I sat on her stomach, my knees pinning her arms to the snow covered ground. Using my good hand, I pulled out my tanto, putting the point between her breasts, right over her heart. That’s when I noticed Old Man standing beside me, watching with great interest. “Take a picture,” I said. “It will last longer than this bitch is about to.”

“I’d hurry,” he said. “Her breathing is getting easier. The swelling in her throat is going down. She appears to be healing herself even in an unconscious state. I’ll have to try that some time.”

I looked at her pale, sleeping face. Tears had jeweled her eyelashes with chips of ice. Her mouth hung open, inviting.

The tip of the knife cut into her flesh as I shook my head, refusing to indulge in any of the memories we’d made together. I leaned forward, a second away from plunging the knife into her.

Her eyes fluttered open. “Do it,” she begged. “Please.”

I drew the knife back. “Like I’d do you any favors.”
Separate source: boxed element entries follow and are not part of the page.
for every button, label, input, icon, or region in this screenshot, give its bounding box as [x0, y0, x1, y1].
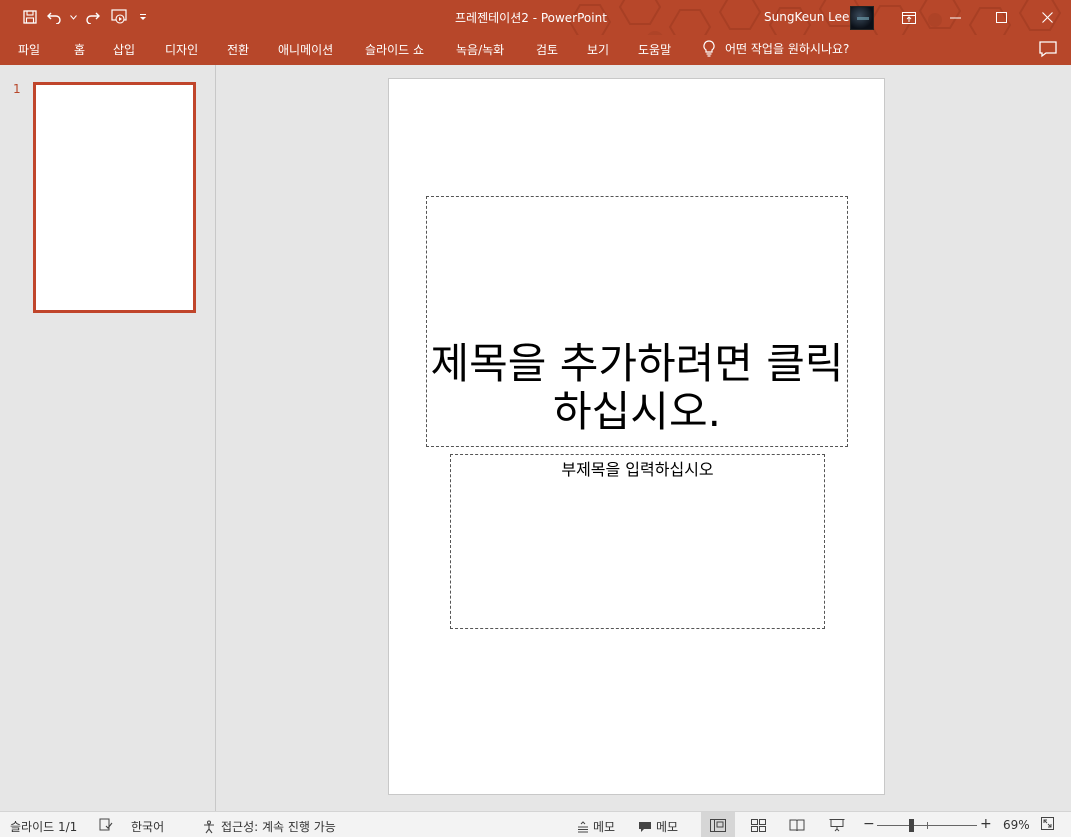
slide-sorter-icon — [750, 818, 766, 832]
comments-button[interactable] — [1038, 40, 1058, 60]
redo-icon[interactable] — [80, 6, 104, 28]
slide-show-icon — [829, 819, 845, 832]
slide-number: 1 — [13, 82, 21, 96]
tab-review[interactable]: 검토 — [536, 41, 558, 58]
language-indicator[interactable]: 한국어 — [131, 818, 164, 835]
zoom-slider-midmark — [927, 822, 928, 829]
accessibility-icon — [204, 820, 214, 833]
comments-label: 메모 — [656, 820, 679, 834]
tell-me-text: 어떤 작업을 원하시나요? — [725, 42, 850, 56]
comment-icon — [1039, 41, 1057, 58]
tell-me-search[interactable]: 어떤 작업을 원하시나요? — [703, 40, 849, 57]
slide-thumbnail-pane: 1 — [0, 65, 216, 811]
ribbon-display-icon — [902, 11, 916, 24]
spelling-check-icon[interactable] — [99, 818, 113, 831]
tab-help[interactable]: 도움말 — [638, 41, 671, 58]
normal-view-button[interactable] — [701, 812, 735, 837]
ribbon-tabs: 파일 홈 삽입 디자인 전환 애니메이션 슬라이드 쇼 녹음/녹화 검토 보기 … — [0, 35, 1071, 65]
tab-view[interactable]: 보기 — [587, 41, 609, 58]
ribbon-display-options-button[interactable] — [886, 0, 932, 35]
undo-dropdown-icon[interactable] — [68, 6, 78, 28]
undo-icon[interactable] — [44, 6, 66, 28]
zoom-out-button[interactable]: − — [863, 816, 875, 832]
tab-file[interactable]: 파일 — [18, 41, 40, 58]
subtitle-placeholder[interactable]: 부제목을 입력하십시오 — [450, 454, 825, 629]
slide-canvas[interactable]: 제목을 추가하려면 클릭하십시오. 부제목을 입력하십시오 — [388, 78, 885, 795]
notes-label: 메모 — [593, 820, 616, 834]
tab-animations[interactable]: 애니메이션 — [278, 41, 333, 58]
zoom-level[interactable]: 69% — [1003, 818, 1030, 832]
maximize-button[interactable] — [978, 0, 1024, 35]
close-icon — [1041, 12, 1053, 23]
title-placeholder[interactable]: 제목을 추가하려면 클릭하십시오. — [426, 196, 848, 447]
tab-design[interactable]: 디자인 — [165, 41, 198, 58]
tab-transitions[interactable]: 전환 — [227, 41, 249, 58]
accessibility-text: 접근성: 계속 진행 가능 — [221, 820, 336, 834]
accessibility-status[interactable]: 접근성: 계속 진행 가능 — [201, 818, 336, 835]
comments-status-button[interactable]: 메모 — [638, 818, 678, 835]
subtitle-placeholder-text: 부제목을 입력하십시오 — [561, 460, 714, 479]
tab-insert[interactable]: 삽입 — [113, 41, 135, 58]
slide-sorter-view-button[interactable] — [741, 812, 775, 837]
minimize-icon — [949, 17, 961, 18]
tab-recording[interactable]: 녹음/녹화 — [456, 41, 504, 58]
window-title: 프레젠테이션2 - PowerPoint — [455, 11, 607, 25]
user-name[interactable]: SungKeun Lee — [764, 10, 849, 24]
slide-show-view-button[interactable] — [820, 812, 854, 837]
slide-thumbnail[interactable] — [33, 82, 196, 313]
save-icon[interactable] — [18, 6, 42, 28]
zoom-in-button[interactable]: + — [980, 816, 992, 832]
start-from-beginning-icon[interactable] — [106, 6, 134, 28]
customize-qat-icon[interactable] — [136, 6, 150, 28]
notes-icon — [578, 820, 588, 832]
notes-button[interactable]: 메모 — [577, 818, 615, 835]
lightbulb-icon — [703, 40, 715, 57]
title-bar: 프레젠테이션2 - PowerPoint SungKeun Lee — [0, 0, 1071, 35]
normal-view-icon — [710, 818, 726, 832]
comment-filled-icon — [639, 821, 651, 832]
close-button[interactable] — [1024, 0, 1070, 35]
quick-access-toolbar — [18, 6, 150, 28]
reading-view-icon — [789, 819, 805, 831]
fit-to-window-icon[interactable] — [1041, 817, 1054, 830]
tab-slide-show[interactable]: 슬라이드 쇼 — [365, 41, 424, 58]
avatar[interactable] — [850, 6, 874, 30]
minimize-button[interactable] — [932, 0, 978, 35]
maximize-icon — [995, 12, 1007, 23]
zoom-slider-handle[interactable] — [909, 819, 914, 832]
tab-home[interactable]: 홈 — [74, 41, 85, 58]
reading-view-button[interactable] — [780, 812, 814, 837]
status-bar: 슬라이드 1/1 한국어 접근성: 계속 진행 가능 메모 메모 − + 69% — [0, 811, 1071, 837]
title-placeholder-text: 제목을 추가하려면 클릭하십시오. — [430, 339, 844, 436]
slide-count[interactable]: 슬라이드 1/1 — [10, 818, 77, 835]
“Stay there,” Old Man said. “I’ll go get your missing finger. I just might know a zombie spell for restoring damaged flesh.

I put the edge of the knife against Izumi’s throat. “There are worse things than dying, you know. You better hope he can fix my hand.”

“Let me stay,” she said. “Wasn’t this the best fight you’ve ever had? And imagine what the makeup
-
sex will be like.”

“I can get sex a lot of places. You’ll have to do better than that.”

“You need something to nullify the grimoire necklace Sarah is using. I know of a relic that can do that.”

“All right. You’ve got my attention.”